论文标题
半监督文本简化,反翻译和不对称的自动编码器
Semi-Supervised Text Simplification with Back-Translation and Asymmetric Denoising Autoencoders
论文作者
论文摘要
文本简化(TS)在保留固有语义的同时,将长句子换成简化的变体。传统的顺序到序列模型在很大程度上依赖于并行句子的数量和质量,这将其适用性限制在不同的语言和域中。这项工作调查了如何在TS任务中利用大量未配对的语料库。我们在无监督的机器翻译(NMT)中采用了反向翻译体系结构,包括通过迭代的反向翻译将自动编码器用于语言建模和自动生成并行数据。但是,如果我们直接将简单且复杂的语料库视为两种不同的语言,那么生成适当的复杂简单对是不平凡的,因为两种类型的句子非常相似,并且模型很难在不同类型的句子中捕获特征。为了解决这个问题,我们提出了单独复杂性句子的不对称非对称方法。在用自动编码器对简单且复杂的句子进行建模时,我们将不同类型的噪声引入训练过程。这种方法可以显着提高简化性能。我们的模型可以以无监督和半监督的方式进行训练。自动和人类评估表明,我们的无监督模型优于先前的系统,并且在有限的监督下,我们的模型可以通过多个最先进的简化系统竞争性能。
Text simplification (TS) rephrases long sentences into simplified variants while preserving inherent semantics. Traditional sequence-to-sequence models heavily rely on the quantity and quality of parallel sentences, which limits their applicability in different languages and domains. This work investigates how to leverage large amounts of unpaired corpora in TS task. We adopt the back-translation architecture in unsupervised machine translation (NMT), including denoising autoencoders for language modeling and automatic generation of parallel data by iterative back-translation. However, it is non-trivial to generate appropriate complex-simple pair if we directly treat the set of simple and complex corpora as two different languages, since the two types of sentences are quite similar and it is hard for the model to capture the characteristics in different types of sentences.

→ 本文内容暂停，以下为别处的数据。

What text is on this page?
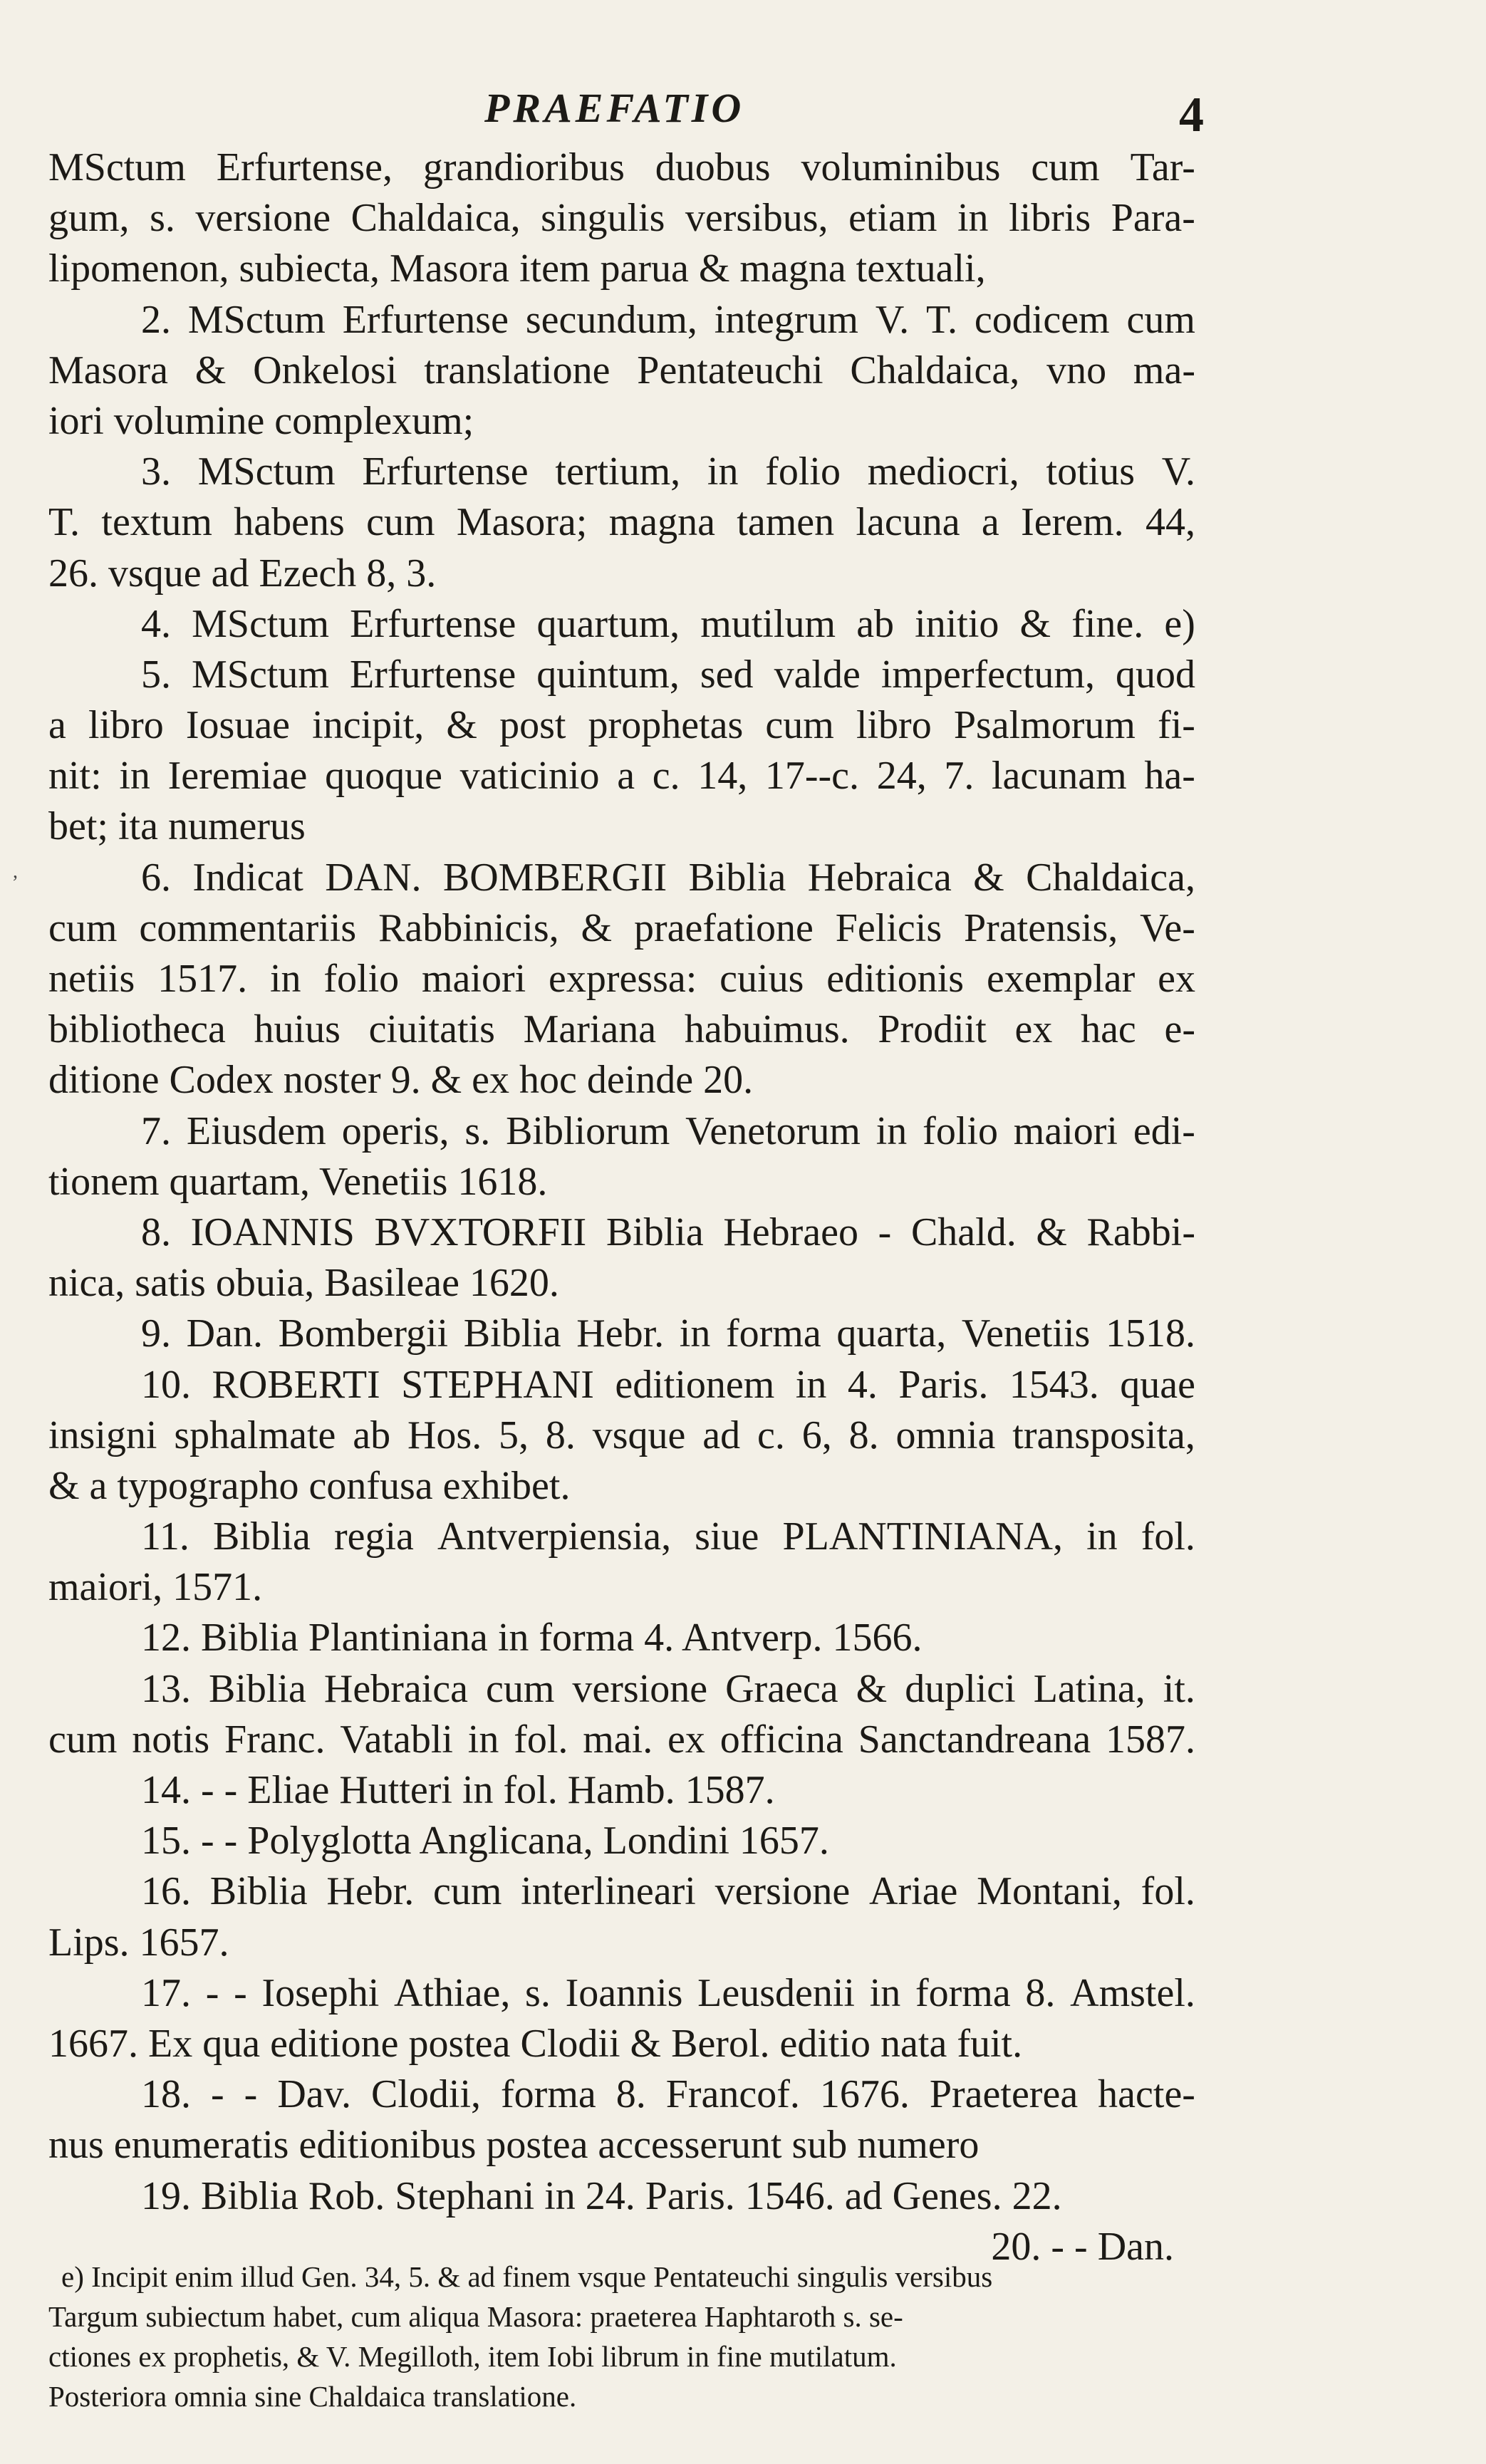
PRAEFATIO	4
,
MSctum Erfurtense, grandioribus duobus voluminibus cum Tar-
gum, s. versione Chaldaica, singulis versibus, etiam in libris Para-
lipomenon, subiecta, Masora item parua & magna textuali,
2. MSctum Erfurtense secundum, integrum V. T. codicem cum
Masora & Onkelosi translatione Pentateuchi Chaldaica, vno ma-
iori volumine complexum;
3. MSctum Erfurtense tertium, in folio mediocri, totius V.
T. textum habens cum Masora; magna tamen lacuna a Ierem. 44,
26. vsque ad Ezech 8, 3.
4. MSctum Erfurtense quartum, mutilum ab initio & fine. e)
5. MSctum Erfurtense quintum, sed valde imperfectum, quod
a libro Iosuae incipit, & post prophetas cum libro Psalmorum fi-
nit: in Ieremiae quoque vaticinio a c. 14, 17--c. 24, 7. lacunam ha-
bet; ita numerus
6. Indicat DAN. BOMBERGII Biblia Hebraica & Chaldaica,
cum commentariis Rabbinicis, & praefatione Felicis Pratensis, Ve-
netiis 1517. in folio maiori expressa: cuius editionis exemplar ex
bibliotheca huius ciuitatis Mariana habuimus. Prodiit ex hac e-
ditione Codex noster 9. & ex hoc deinde 20.
7. Eiusdem operis, s. Bibliorum Venetorum in folio maiori edi-
tionem quartam, Venetiis 1618.
8. IOANNIS BVXTORFII Biblia Hebraeo - Chald. & Rabbi-
nica, satis obuia, Basileae 1620.
9. Dan. Bombergii Biblia Hebr. in forma quarta, Venetiis 1518.
10. ROBERTI STEPHANI editionem in 4. Paris. 1543. quae
insigni sphalmate ab Hos. 5, 8. vsque ad c. 6, 8. omnia transposita,
& a typographo confusa exhibet.
11. Biblia regia Antverpiensia, siue PLANTINIANA, in fol.
maiori, 1571.
12. Biblia Plantiniana in forma 4. Antverp. 1566.
13. Biblia Hebraica cum versione Graeca & duplici Latina, it.
cum notis Franc. Vatabli in fol. mai. ex officina Sanctandreana 1587.
14. - - Eliae Hutteri in fol. Hamb. 1587.
15. - - Polyglotta Anglicana, Londini 1657.
16. Biblia Hebr. cum interlineari versione Ariae Montani, fol.
Lips. 1657.
17. - - Iosephi Athiae, s. Ioannis Leusdenii in forma 8. Amstel.
1667. Ex qua editione postea Clodii & Berol. editio nata fuit.
18. - - Dav. Clodii, forma 8. Francof. 1676. Praeterea hacte-
nus enumeratis editionibus postea accesserunt sub numero
19. Biblia Rob. Stephani in 24. Paris. 1546. ad Genes. 22.
20. - - Dan.
e) Incipit enim illud Gen. 34, 5. & ad finem vsque Pentateuchi singulis versibus
Targum subiectum habet, cum aliqua Masora: praeterea Haphtaroth s. se-
ctiones ex prophetis, & V. Megilloth, item Iobi librum in fine mutilatum.
Posteriora omnia sine Chaldaica translatione.
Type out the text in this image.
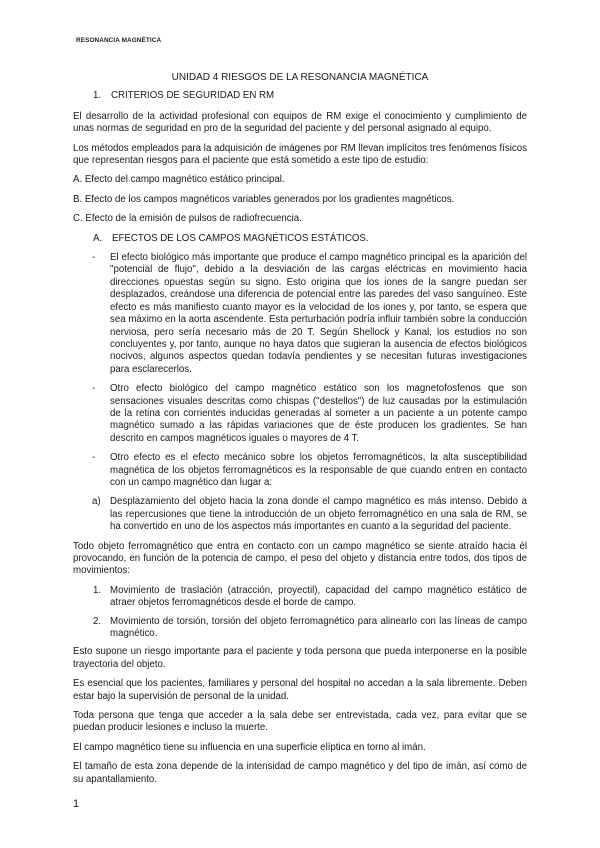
RESONANCIA MAGNÉTICA
UNIDAD 4 RIESGOS DE LA RESONANCIA MAGNÉTICA
1. CRITERIOS DE SEGURIDAD EN RM

El desarrollo de la actividad profesional con equipos de RM exige el conocimiento y cumplimiento de unas normas de seguridad en pro de la seguridad del paciente y del personal asignado al equipo.

Los métodos empleados para la adquisición de imágenes por RM llevan implícitos tres fenómenos físicos que representan riesgos para el paciente que está sometido a este tipo de estudio:

A. Efecto del campo magnético estático principal.

B. Efecto de los campos magnéticos variables generados por los gradientes magnéticos.

C. Efecto de la emisión de pulsos de radiofrecuencia.

A. EFECTOS DE LOS CAMPOS MAGNÉTICOS ESTÁTICOS.
- El efecto biológico más importante que produce el campo magnético principal es la aparición del "potencial de flujo", debido a la desviación de las cargas eléctricas en movimiento hacia direcciones opuestas según su signo. Esto origina que los iones de la sangre puedan ser desplazados, creándose una diferencia de potencial entre las paredes del vaso sanguíneo. Este efecto es más manifiesto cuanto mayor es la velocidad de los iones y, por tanto, se espera que sea máximo en la aorta ascendente. Esta perturbación podría influir también sobre la conducción nerviosa, pero sería necesario más de 20 T. Según Shellock y Kanal, los estudios no son concluyentes y, por tanto, aunque no haya datos que sugieran la ausencia de efectos biológicos nocivos, algunos aspectos quedan todavía pendientes y se necesitan futuras investigaciones para esclarecerlos.
- Otro efecto biológico del campo magnético estático son los magnetofosfenos que son sensaciones visuales descritas como chispas ("destellos") de luz causadas por la estimulación de la retina con corrientes inducidas generadas al someter a un paciente a un potente campo magnético sumado a las rápidas variaciones que de éste producen los gradientes. Se han descrito en campos magnéticos iguales o mayores de 4 T.
- Otro efecto es el efecto mecánico sobre los objetos ferromagnéticos, la alta susceptibilidad magnética de los objetos ferromagnéticos es la responsable de que cuando entren en contacto con un campo magnético dan lugar a:
a) Desplazamiento del objeto hacia la zona donde el campo magnético es más intenso. Debido a las repercusiones que tiene la introducción de un objeto ferromagnético en una sala de RM, se ha convertido en uno de los aspectos más importantes en cuanto a la seguridad del paciente.

Todo objeto ferromagnético que entra en contacto con un campo magnético se siente atraído hacia él provocando, en función de la potencia de campo, el peso del objeto y distancia entre todos, dos tipos de movimientos:

1. Movimiento de traslación (atracción, proyectil), capacidad del campo magnético estático de atraer objetos ferromagnéticos desde el borde de campo.
2. Movimiento de torsión, torsión del objeto ferromagnético para alinearlo con las líneas de campo magnético.

Esto supone un riesgo importante para el paciente y toda persona que pueda interponerse en la posible trayectoria del objeto.

Es esencial que los pacientes, familiares y personal del hospital no accedan a la sala libremente. Deben estar bajo la supervisión de personal de la unidad.

Toda persona que tenga que acceder a la sala debe ser entrevistada, cada vez, para evitar que se puedan producir lesiones e incluso la muerte.

El campo magnético tiene su influencia en una superficie elíptica en torno al imán.

El tamaño de esta zona depende de la intensidad de campo magnético y del tipo de imán, así como de su apantallamiento.

1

To tackle this problem, we propose asymmetric denoising methods for sentences with separate complexity. When modeling simple and complex sentences with autoencoders, we introduce different types of noise into the training process. Such a method can significantly improve the simplification performance. Our model can be trained in both unsupervised and semi-supervised manner. Automatic and human evaluations show that our unsupervised model outperforms the previous systems, and with limited supervision, our model can perform competitively with multiple state-of-the-art simplification systems.